According to Facebook’s own team of political analysts, the fans of political candidates on the site have accurately predicted over 70% of the election’s most observed races with just their “likes” alone. In a study that involved 98 key races for Congress, Facebook found that 74% of candidates who have the most fans on the site won their respective House seats. In addition, the social network’s results also showed that 82% of the Senatorial candidates with more Facebook fans won their races.
However, that’s not to say that the “predictions” of Facebook’s campaign fans are right on the money all the time. One of the Democratic Party’s most significant losses, incumbent Congressman Alay Grayson of Florida, had more than 30,000 fans on Facebook.
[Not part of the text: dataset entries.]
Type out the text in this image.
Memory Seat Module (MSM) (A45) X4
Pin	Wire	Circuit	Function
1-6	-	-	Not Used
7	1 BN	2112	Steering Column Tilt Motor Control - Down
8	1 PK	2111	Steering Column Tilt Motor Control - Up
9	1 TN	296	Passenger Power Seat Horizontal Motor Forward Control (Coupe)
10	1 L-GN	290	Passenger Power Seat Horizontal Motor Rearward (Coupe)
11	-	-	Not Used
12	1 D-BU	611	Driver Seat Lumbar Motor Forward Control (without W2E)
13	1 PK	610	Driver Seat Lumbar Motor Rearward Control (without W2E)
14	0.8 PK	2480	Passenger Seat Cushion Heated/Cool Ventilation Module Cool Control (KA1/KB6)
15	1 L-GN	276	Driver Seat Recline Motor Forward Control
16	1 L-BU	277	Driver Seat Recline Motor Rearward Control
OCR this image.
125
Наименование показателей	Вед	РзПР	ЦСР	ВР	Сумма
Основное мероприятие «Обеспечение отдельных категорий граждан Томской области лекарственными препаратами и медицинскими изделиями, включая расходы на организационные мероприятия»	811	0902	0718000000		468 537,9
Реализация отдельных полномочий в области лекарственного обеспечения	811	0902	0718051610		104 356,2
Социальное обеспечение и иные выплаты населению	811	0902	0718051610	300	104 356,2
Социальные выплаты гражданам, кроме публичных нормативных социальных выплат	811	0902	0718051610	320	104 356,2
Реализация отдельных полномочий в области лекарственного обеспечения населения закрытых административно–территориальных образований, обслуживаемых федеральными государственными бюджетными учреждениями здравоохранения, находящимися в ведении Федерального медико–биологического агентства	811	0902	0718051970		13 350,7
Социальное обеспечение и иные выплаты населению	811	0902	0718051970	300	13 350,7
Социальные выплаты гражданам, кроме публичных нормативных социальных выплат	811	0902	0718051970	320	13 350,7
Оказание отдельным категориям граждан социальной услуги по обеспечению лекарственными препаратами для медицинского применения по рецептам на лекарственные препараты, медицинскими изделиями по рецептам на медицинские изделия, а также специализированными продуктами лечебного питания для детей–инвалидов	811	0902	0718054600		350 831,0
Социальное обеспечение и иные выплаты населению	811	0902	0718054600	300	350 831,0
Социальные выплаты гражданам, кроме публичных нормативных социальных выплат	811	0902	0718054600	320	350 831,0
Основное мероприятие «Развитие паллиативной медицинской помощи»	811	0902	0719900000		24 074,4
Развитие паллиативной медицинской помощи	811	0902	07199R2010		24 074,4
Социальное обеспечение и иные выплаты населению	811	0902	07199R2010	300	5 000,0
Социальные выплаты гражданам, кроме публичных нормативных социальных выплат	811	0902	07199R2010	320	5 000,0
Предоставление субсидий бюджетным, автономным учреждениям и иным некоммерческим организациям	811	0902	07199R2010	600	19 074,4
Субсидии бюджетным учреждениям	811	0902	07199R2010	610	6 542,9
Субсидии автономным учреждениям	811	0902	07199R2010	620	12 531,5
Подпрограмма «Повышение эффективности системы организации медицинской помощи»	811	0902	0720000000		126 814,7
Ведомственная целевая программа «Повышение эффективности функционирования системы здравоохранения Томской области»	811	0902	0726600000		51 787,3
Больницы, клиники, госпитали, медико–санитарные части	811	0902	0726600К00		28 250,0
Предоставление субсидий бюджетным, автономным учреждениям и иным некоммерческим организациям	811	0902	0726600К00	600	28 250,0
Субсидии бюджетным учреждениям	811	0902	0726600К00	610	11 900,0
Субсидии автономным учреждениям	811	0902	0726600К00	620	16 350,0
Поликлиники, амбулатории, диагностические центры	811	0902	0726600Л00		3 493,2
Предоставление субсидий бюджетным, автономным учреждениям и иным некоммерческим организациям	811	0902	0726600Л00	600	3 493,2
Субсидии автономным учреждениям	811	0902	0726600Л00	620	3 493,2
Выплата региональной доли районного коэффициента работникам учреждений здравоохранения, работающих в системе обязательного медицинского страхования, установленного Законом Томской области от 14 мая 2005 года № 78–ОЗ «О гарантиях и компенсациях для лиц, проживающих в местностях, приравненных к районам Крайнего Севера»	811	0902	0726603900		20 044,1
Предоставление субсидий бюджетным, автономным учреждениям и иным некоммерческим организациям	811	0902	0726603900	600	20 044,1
But he still lost the seat to Republican challenger Daniel Webster, who only had a following of 4600 people on the site.
Nevertheless, these misses have not discouraged social media researchers from studying how to make use of the piles of data gleaned by from social networks. Analysts Sitaram Asur and Bernardo Huberman of HP Labs even went so far as to use Tweets from Twitter to predict the success of movies. While their tests were only applied to big Hollywood films, the results were still significant—so significant in fact, that it just might put the Hollywood Stock Exchange out of business.
Enform believes that with the way things are going, it’s just a matter of time before social media really changes the landscape of market research.